Hedt was selected by the American Schools of Public Health to be a fellow at the CDC from September 2006 to August 2007. The work brought her to Malawi, one of the world's poorest countries hard hit by HIV/AIDS. She worked with the CDC/Malawi Ministry of Health Partnership and their National AIDS Commission to help collect, analyze, and interpret data for HIV/AIDS strategic information, monitoring and evaluation, and surveillance activities.

While in Malawi, Hedt assisted in the development of the Kasitu Foundation, an NGO that works specifically in a village called Kasitu in the remote district of Nkhotakota. Hedt organized a fundraiser to support the NGO's HIV/AIDS education activities. She also helped arrange for training of villagers in sewing local cloths. The sale of the cloths help fund the Kasitu Foundation.

"This helped me realize where the needs are," she says. "It allowed me to keep my research relevant."

Hedt used her experience in Malawi to underpin her HSPH thesis work, "Novel Methods for Efficient Surveillance and Monitoring." She has developed methods to make disease program monitoring and surveillance more streamlined and effective in settings with limited resources.

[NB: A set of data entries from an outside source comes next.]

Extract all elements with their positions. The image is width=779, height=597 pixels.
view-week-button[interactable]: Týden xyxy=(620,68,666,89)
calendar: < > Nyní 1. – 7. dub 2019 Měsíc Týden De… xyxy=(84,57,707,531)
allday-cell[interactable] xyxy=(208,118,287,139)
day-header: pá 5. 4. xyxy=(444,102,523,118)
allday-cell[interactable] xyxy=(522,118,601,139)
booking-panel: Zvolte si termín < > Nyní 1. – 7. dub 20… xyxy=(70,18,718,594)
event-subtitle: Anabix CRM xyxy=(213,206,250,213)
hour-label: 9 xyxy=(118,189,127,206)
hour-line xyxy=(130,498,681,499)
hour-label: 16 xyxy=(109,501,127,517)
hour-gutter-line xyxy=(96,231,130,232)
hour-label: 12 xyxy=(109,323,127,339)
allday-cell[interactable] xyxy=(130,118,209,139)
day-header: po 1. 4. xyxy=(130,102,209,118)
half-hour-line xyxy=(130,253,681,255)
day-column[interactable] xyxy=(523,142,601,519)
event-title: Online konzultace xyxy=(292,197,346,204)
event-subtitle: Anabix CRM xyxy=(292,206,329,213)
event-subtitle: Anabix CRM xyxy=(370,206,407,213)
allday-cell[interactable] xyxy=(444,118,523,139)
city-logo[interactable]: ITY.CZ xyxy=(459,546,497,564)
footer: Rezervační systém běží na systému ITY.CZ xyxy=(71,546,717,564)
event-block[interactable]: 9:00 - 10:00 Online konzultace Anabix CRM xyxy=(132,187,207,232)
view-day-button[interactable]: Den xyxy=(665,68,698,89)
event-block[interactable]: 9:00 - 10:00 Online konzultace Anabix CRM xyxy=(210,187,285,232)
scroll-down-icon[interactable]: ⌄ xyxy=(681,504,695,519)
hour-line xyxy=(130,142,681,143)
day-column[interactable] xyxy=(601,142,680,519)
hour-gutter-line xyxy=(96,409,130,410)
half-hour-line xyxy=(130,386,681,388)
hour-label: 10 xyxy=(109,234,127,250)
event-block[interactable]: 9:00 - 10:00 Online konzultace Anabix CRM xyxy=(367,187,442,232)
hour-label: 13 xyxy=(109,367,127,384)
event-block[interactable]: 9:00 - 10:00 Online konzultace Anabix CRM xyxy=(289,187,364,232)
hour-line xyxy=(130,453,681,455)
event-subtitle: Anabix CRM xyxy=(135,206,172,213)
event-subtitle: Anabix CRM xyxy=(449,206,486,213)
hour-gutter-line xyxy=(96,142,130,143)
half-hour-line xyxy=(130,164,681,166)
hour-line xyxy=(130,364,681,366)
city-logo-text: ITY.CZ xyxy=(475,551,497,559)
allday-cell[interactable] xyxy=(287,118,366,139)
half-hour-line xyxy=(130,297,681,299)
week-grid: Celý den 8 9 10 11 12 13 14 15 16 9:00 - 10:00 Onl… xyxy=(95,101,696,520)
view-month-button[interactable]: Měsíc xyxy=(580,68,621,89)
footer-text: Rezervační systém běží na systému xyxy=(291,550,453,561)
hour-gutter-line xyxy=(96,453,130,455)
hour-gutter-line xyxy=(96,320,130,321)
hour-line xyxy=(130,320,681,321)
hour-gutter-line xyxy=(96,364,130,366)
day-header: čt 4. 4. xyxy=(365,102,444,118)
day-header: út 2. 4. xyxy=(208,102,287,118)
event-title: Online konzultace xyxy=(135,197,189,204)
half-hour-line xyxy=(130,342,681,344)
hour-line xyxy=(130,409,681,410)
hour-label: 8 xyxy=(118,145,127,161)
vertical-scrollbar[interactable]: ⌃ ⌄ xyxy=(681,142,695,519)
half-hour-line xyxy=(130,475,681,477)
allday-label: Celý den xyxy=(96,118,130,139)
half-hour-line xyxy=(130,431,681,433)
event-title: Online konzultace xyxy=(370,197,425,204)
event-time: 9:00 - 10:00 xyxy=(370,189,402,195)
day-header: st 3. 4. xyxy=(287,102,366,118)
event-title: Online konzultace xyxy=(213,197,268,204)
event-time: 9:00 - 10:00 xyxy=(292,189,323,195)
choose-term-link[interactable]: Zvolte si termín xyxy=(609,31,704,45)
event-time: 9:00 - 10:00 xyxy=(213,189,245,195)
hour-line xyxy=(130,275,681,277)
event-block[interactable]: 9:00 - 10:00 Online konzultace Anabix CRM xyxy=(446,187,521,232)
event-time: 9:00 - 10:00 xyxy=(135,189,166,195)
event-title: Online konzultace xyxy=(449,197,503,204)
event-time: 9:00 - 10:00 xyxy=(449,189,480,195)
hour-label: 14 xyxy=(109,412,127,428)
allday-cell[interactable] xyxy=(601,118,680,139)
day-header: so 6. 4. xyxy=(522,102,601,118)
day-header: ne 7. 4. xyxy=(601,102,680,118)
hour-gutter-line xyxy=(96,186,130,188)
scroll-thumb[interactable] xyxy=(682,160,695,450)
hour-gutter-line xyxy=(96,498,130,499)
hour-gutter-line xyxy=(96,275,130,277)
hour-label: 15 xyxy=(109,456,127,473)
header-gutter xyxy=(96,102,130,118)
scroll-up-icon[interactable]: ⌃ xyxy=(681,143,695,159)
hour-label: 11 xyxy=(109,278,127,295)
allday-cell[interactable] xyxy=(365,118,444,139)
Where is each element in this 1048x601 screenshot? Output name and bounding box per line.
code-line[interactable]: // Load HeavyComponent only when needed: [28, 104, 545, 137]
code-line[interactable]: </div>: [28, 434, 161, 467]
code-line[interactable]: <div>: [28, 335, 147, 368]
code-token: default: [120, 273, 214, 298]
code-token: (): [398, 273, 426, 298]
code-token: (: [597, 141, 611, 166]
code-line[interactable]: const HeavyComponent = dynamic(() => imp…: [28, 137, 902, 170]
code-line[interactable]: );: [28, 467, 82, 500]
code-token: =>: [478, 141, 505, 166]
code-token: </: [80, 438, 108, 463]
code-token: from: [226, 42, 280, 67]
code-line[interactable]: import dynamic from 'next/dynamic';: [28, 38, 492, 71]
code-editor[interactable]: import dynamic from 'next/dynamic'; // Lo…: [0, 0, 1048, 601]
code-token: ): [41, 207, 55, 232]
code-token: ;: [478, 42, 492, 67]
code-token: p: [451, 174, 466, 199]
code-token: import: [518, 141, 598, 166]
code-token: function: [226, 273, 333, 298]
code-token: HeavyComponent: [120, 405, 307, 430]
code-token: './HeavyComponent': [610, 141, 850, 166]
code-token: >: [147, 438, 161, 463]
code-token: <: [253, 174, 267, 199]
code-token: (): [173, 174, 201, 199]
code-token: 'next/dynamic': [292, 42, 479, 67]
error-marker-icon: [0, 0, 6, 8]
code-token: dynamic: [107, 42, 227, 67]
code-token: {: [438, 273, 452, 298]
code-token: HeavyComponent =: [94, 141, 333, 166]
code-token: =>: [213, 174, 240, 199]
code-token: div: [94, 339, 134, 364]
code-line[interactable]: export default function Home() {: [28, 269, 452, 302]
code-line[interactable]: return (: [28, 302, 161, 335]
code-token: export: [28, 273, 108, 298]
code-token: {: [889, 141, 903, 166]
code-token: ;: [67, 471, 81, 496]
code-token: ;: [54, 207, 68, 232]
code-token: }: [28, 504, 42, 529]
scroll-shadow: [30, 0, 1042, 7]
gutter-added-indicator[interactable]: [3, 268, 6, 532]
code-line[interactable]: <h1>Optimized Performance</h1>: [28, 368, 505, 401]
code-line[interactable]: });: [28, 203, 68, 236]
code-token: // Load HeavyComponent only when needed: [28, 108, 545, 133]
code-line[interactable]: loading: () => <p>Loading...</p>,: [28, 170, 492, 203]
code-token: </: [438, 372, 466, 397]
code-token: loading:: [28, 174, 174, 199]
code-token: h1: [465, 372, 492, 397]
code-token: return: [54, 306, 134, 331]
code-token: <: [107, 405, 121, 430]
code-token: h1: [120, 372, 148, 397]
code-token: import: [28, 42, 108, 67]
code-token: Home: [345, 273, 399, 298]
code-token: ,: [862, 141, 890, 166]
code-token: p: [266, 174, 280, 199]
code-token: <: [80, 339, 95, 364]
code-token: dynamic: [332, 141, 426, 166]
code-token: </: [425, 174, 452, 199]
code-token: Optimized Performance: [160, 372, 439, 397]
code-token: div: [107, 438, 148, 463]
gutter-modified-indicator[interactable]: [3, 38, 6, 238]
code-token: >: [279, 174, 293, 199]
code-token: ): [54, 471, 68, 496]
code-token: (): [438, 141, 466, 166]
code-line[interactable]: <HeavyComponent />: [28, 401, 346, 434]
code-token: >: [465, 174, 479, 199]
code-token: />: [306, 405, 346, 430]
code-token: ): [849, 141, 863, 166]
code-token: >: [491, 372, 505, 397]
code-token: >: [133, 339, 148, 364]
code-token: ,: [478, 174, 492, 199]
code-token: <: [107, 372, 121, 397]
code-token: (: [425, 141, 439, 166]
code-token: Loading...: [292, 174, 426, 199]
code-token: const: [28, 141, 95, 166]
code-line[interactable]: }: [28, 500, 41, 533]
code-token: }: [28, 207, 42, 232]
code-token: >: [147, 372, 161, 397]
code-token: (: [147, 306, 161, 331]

Her thesis is intended for the developing world, she says, but is applicable everywhere.

Hedt's volunteer spirit applies closer to home, too. During her time at HSPH, Hedt has participated in the Big Brothers Big Sisters of America program. She tutored adults studying for their GED and volunteered at special events for the local AIDS Action Committee. Most Fridays, she helps out at a local soup kitchen.

"I do it in part because I get so much joy out of it," she says. "I like to think of myself as a true member of the community I live in. What is called ‘volunteering' is my way of connecting with the community."

After graduation, Hedt plans to stay at HSPH as a postdoctoral fellow.